In the all-day battle that followed, more than a dozen women and children were killed, mostly by smoke inhalation. Armed miners were also killed, as was Tikas. Tikas was found unarmed with his skull beaten in, and Linderfelt was seen carrying a broken Springfield rifle over his shoulder away from the scene. The Ludlow Massacre, as it came to be known, sparked off the 10-Day War, the deadliest portion of the conflict. Major Hamrock ordered the bodies and charred remains of the camp left undisturbed for over half a day following the battle.

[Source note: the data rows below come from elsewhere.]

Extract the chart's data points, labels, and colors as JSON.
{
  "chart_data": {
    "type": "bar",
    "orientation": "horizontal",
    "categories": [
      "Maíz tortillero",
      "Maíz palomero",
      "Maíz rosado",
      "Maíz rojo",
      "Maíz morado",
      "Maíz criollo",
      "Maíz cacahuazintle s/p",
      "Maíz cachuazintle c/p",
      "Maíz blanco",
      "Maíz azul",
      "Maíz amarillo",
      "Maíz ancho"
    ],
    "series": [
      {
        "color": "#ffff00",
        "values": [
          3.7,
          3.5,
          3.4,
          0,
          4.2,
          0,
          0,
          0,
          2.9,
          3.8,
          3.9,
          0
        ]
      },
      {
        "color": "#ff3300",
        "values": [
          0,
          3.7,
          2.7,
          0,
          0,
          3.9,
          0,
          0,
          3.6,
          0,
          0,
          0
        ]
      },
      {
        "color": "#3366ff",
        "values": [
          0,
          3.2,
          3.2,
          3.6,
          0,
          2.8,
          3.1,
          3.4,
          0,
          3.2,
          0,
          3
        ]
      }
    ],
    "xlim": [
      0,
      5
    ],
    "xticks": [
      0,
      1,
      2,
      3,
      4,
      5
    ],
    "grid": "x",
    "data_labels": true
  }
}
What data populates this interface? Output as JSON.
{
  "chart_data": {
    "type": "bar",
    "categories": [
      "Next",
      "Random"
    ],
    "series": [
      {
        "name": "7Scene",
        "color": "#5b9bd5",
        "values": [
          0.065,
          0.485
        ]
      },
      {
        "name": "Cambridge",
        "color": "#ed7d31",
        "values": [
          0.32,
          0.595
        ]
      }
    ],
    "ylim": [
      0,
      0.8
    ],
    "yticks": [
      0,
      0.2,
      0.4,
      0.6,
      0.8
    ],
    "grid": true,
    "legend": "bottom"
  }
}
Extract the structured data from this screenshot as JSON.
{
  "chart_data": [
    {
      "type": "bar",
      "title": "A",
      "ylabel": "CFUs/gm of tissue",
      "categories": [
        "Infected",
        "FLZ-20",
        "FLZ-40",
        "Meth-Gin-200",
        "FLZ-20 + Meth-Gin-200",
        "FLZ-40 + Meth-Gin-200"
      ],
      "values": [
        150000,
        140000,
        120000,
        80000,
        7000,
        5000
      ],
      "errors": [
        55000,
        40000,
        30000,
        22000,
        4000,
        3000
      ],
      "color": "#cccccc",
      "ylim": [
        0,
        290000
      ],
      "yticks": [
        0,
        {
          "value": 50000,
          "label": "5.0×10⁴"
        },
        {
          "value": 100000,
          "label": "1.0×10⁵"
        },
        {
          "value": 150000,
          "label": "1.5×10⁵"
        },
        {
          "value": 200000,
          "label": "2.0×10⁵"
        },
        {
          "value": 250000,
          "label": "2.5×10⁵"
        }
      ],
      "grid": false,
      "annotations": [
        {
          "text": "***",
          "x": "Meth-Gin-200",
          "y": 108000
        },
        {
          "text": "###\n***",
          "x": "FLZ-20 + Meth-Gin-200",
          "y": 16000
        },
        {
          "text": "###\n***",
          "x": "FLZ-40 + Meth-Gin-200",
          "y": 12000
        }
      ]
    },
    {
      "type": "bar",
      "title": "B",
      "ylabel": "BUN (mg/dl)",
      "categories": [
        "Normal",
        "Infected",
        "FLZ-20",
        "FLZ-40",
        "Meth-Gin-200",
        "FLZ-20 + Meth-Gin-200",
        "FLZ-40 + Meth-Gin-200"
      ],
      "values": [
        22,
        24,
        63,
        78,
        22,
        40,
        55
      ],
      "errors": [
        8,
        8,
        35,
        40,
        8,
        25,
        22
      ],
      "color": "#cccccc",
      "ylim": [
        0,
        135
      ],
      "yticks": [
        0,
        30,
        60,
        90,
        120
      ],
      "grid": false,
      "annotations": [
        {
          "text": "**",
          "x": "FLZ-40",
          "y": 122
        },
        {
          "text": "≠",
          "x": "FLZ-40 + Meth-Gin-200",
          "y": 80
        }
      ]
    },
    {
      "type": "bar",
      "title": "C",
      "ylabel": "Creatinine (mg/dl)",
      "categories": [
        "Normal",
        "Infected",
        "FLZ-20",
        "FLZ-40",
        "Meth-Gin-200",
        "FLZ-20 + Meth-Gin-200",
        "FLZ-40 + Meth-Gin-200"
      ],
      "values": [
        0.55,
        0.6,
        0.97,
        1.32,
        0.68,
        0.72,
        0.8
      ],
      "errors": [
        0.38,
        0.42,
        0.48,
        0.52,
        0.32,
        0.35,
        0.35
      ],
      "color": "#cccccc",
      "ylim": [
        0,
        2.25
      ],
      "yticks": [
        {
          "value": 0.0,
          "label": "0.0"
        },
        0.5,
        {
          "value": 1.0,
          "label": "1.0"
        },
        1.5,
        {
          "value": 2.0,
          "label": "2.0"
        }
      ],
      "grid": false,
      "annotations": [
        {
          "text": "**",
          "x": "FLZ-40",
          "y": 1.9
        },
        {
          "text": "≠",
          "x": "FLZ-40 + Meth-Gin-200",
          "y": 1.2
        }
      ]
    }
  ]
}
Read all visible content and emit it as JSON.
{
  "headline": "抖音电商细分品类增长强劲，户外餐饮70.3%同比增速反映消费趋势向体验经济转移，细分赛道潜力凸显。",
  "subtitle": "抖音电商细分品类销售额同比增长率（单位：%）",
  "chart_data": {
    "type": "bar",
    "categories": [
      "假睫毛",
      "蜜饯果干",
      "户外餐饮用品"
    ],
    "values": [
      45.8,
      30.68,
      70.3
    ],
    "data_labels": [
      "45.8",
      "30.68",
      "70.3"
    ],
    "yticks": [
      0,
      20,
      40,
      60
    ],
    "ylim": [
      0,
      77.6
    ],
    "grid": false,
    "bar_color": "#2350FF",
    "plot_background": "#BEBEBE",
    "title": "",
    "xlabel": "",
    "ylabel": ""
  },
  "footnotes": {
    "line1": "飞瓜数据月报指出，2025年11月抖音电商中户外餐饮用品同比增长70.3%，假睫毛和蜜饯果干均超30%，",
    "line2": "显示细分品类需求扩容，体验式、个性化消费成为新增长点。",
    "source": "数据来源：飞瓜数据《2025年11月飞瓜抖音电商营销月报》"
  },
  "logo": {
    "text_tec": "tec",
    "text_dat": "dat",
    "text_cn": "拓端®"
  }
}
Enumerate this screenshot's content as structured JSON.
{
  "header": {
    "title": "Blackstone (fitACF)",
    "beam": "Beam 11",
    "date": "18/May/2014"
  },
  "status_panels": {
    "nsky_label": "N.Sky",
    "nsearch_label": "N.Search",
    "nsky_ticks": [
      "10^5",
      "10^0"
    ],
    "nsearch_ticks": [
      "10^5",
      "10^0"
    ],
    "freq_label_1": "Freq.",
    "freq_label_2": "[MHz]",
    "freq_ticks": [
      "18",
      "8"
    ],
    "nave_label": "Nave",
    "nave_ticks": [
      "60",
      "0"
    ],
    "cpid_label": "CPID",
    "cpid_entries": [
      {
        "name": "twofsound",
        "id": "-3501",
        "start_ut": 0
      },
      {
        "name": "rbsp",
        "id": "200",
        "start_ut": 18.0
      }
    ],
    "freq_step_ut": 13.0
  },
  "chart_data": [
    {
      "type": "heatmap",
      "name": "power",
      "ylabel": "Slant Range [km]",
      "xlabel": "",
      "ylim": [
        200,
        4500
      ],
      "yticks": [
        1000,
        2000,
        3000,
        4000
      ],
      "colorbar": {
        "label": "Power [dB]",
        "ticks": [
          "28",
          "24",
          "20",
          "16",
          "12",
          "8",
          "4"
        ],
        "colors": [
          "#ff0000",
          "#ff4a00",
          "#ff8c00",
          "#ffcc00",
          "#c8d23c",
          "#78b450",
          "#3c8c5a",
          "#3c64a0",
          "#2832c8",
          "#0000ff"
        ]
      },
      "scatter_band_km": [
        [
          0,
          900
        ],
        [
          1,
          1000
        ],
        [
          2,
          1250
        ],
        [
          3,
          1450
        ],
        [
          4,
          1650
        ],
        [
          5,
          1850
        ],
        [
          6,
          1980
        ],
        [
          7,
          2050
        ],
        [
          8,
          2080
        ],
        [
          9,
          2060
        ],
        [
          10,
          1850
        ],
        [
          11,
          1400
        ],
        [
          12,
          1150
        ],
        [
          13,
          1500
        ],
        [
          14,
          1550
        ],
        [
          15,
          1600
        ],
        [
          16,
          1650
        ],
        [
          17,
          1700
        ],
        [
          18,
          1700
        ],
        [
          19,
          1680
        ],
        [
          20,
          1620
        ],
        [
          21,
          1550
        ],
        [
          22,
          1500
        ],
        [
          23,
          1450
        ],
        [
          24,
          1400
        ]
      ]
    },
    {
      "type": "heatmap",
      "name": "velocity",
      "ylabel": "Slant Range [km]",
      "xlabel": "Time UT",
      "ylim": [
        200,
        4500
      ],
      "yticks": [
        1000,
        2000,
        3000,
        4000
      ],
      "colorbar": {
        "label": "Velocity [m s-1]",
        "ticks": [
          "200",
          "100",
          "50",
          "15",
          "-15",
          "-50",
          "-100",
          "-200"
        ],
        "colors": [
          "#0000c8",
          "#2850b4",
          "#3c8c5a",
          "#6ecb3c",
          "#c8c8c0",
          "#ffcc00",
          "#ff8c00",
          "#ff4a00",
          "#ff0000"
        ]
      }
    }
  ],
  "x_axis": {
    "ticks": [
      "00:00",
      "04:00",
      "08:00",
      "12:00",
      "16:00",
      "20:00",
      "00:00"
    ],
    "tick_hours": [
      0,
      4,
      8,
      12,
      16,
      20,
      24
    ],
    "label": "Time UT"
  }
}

Mother Jones would list Hamrock as one of the parties who bore the greatest responsibility for the violence at Ludlow.

===Court-Martial===
Hamrock was court-martialed for his actions at Ludlow on 13 May 1914. He was charged with murder, larceny, and other crimes associated with the death of Tikas and other unarmed strikers, as well as the twelve children and two women killed during the battle and militia-set fire that followed. Linderfelt faced similar charges. Hamrock pleaded not-guilty to the charges. Pro-strikers decried what they said was "white-washing" when only militiamen testified on the first day of the court-martial. At Hamrock's court-martial, a Sergeant Davis testified that after Davis and a Corporal Mills arrested Tikas that Tikas ran and was shot under orders to execute any prisoners attempting to escape. Both Hamrock and Linderfelt were never punished, despite a court determining that Linderfelt was guilty of the charges.

==Later life and death==
Hamrock remained in the Colorado National Guard following the December 1914 end of the UMWA strike. On 20 August 1921, Hamrock was promoted to acting brigadier general after serving as a colonel and served as Colorado's Adjutant General. Hamrock's appointment was met with dismay and criticism from the United Mine Workers of America based on their disapproval of his involvement in the Colorado Coalfield War. In this capacity, Hamrock ordered Colorado Rangers to expel coal mining "agitators" during another strike in 1922. Hamrock died on 25 August 1939 in Denver.